Lisan vs Perbuatan Desember 21, 2007
Posted by fajarfajar in Curhat.trackback
Sedikit tersindir …
“Memiliki integritas yang tinggi”, itu salah satu syarat lowongan untuk asisten trainer di tempat kerja baru saya nanti. Hehe … untungnya saya sudah keterima sebelum perusahaan ini mem-post syarat2nya di web resmi mereka.
Tapi ini memang sebuah PR besar buat saya, untuk memperkuat integritas diri. Bukan hanya untuk pekerjaan ini, tapi juga untuk seluruh kehidupan saya.
Sebenarnya, pekerjaan yang sekarang jauh lebih membutuhkan integritas diri. Nggak bisa dong, siaran di sebuah radio islami, cuap-cuap tentang keikhlasan, keistiqomahan, silaturrahim, menjaga hati, ma’rifatullah dan blablabla lainnya, tapi diri sendiri masih minim aplikasi.
Dan kalau dirunut ke sebuah ayat di AlQuran, bukankah Allah murka terhadap orang yang tidak mempunyai integritas diri, yaitu orang yang mengatakan apa yang tdk diperbuatnya?
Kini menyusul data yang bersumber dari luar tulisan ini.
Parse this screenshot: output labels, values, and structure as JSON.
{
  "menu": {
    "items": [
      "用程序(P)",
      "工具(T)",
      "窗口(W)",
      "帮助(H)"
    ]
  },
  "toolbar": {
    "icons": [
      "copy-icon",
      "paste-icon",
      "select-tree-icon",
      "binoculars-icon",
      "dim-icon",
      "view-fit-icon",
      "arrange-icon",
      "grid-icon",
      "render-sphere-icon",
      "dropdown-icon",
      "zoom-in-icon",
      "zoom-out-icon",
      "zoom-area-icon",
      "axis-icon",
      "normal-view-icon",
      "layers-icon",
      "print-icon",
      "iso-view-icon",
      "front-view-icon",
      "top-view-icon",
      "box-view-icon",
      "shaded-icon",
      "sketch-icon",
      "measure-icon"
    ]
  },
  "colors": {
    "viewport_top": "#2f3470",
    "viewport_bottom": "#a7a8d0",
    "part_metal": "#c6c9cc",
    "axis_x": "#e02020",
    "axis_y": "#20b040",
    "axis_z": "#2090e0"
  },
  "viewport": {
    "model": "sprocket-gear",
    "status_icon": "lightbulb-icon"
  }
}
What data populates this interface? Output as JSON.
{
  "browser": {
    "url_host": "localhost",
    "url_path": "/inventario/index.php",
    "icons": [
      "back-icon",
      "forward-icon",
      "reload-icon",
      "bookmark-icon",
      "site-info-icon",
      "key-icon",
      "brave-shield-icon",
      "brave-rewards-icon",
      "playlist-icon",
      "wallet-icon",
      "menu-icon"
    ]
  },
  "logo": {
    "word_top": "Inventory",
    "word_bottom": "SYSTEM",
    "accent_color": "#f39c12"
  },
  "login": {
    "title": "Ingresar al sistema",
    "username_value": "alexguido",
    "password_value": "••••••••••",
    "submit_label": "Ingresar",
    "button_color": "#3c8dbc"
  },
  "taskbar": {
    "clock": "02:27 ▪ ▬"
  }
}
Heuu ngeri … kemurkaan buat saya dong? Tapi dasar manusia, tetep aja saya berlaku demikian…
Kumaha atuh, Ceuuuu??
yang pertama nih..
salam kenal buat mas fajar..
memang kadang2 apa yang kita ucapkan berbeda dengan yang kita lakukan. bagaimana cara membentuk integritas diri yang baik?
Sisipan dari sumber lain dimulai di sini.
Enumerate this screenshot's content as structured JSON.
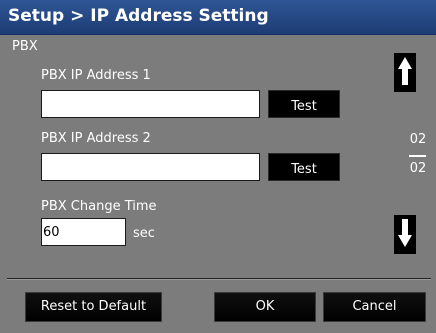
{
  "window": {
    "title": "Setup > IP Address Setting"
  },
  "section": {
    "label": "PBX"
  },
  "pbx_ip_1": {
    "label": "PBX IP Address 1",
    "value": "",
    "test_label": "Test"
  },
  "pbx_ip_2": {
    "label": "PBX IP Address 2",
    "value": "",
    "test_label": "Test"
  },
  "change_time": {
    "label": "PBX Change Time",
    "value": "60",
    "unit": "sec"
  },
  "pager": {
    "current": "02",
    "total": "02",
    "up_icon": "arrow-up-icon",
    "down_icon": "arrow-down-icon"
  },
  "footer": {
    "reset_label": "Reset to Default",
    "ok_label": "OK",
    "cancel_label": "Cancel"
  },
  "colors": {
    "titlebar": "#1f3f7a",
    "background": "#7c7c7c",
    "button": "#000000",
    "text": "#ffffff"
  }
}
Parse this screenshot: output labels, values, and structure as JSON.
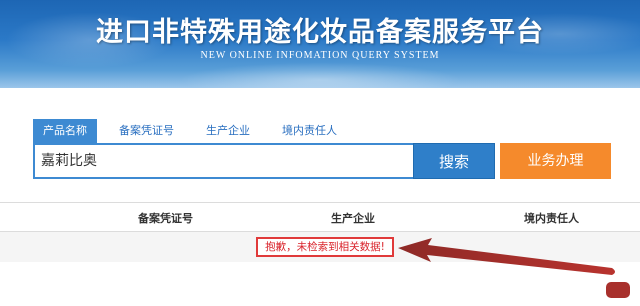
{
  "banner": {
    "title": "进口非特殊用途化妆品备案服务平台",
    "subtitle": "NEW ONLINE INFOMATION QUERY SYSTEM"
  },
  "tabs": [
    {
      "label": "产品名称",
      "active": true
    },
    {
      "label": "备案凭证号",
      "active": false
    },
    {
      "label": "生产企业",
      "active": false
    },
    {
      "label": "境内责任人",
      "active": false
    }
  ],
  "search": {
    "value": "嘉莉比奥",
    "button_label": "搜索"
  },
  "business_button_label": "业务办理",
  "table": {
    "headers": [
      "备案凭证号",
      "生产企业",
      "境内责任人"
    ],
    "empty_message": "抱歉，未检索到相关数据!"
  },
  "colors": {
    "accent": "#3d8ad2",
    "orange": "#f58a2c",
    "alert": "#e03a3a",
    "annotation_arrow": "#a8302c"
  }
}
Jangan mengeluh, jangan putus asa,..tidak ada kata terlambat untuk memperbaiki diri dan meng up-grade kualitas diri. …terus terang, tersindir banget nich sama tulisannya,..he..he.., jadi malu,.tapi insya allah akan terus berusaha memperbaiki diri & mempersembahkan yang terbaik untuk Allah. Ayo, akang, terus maju!!!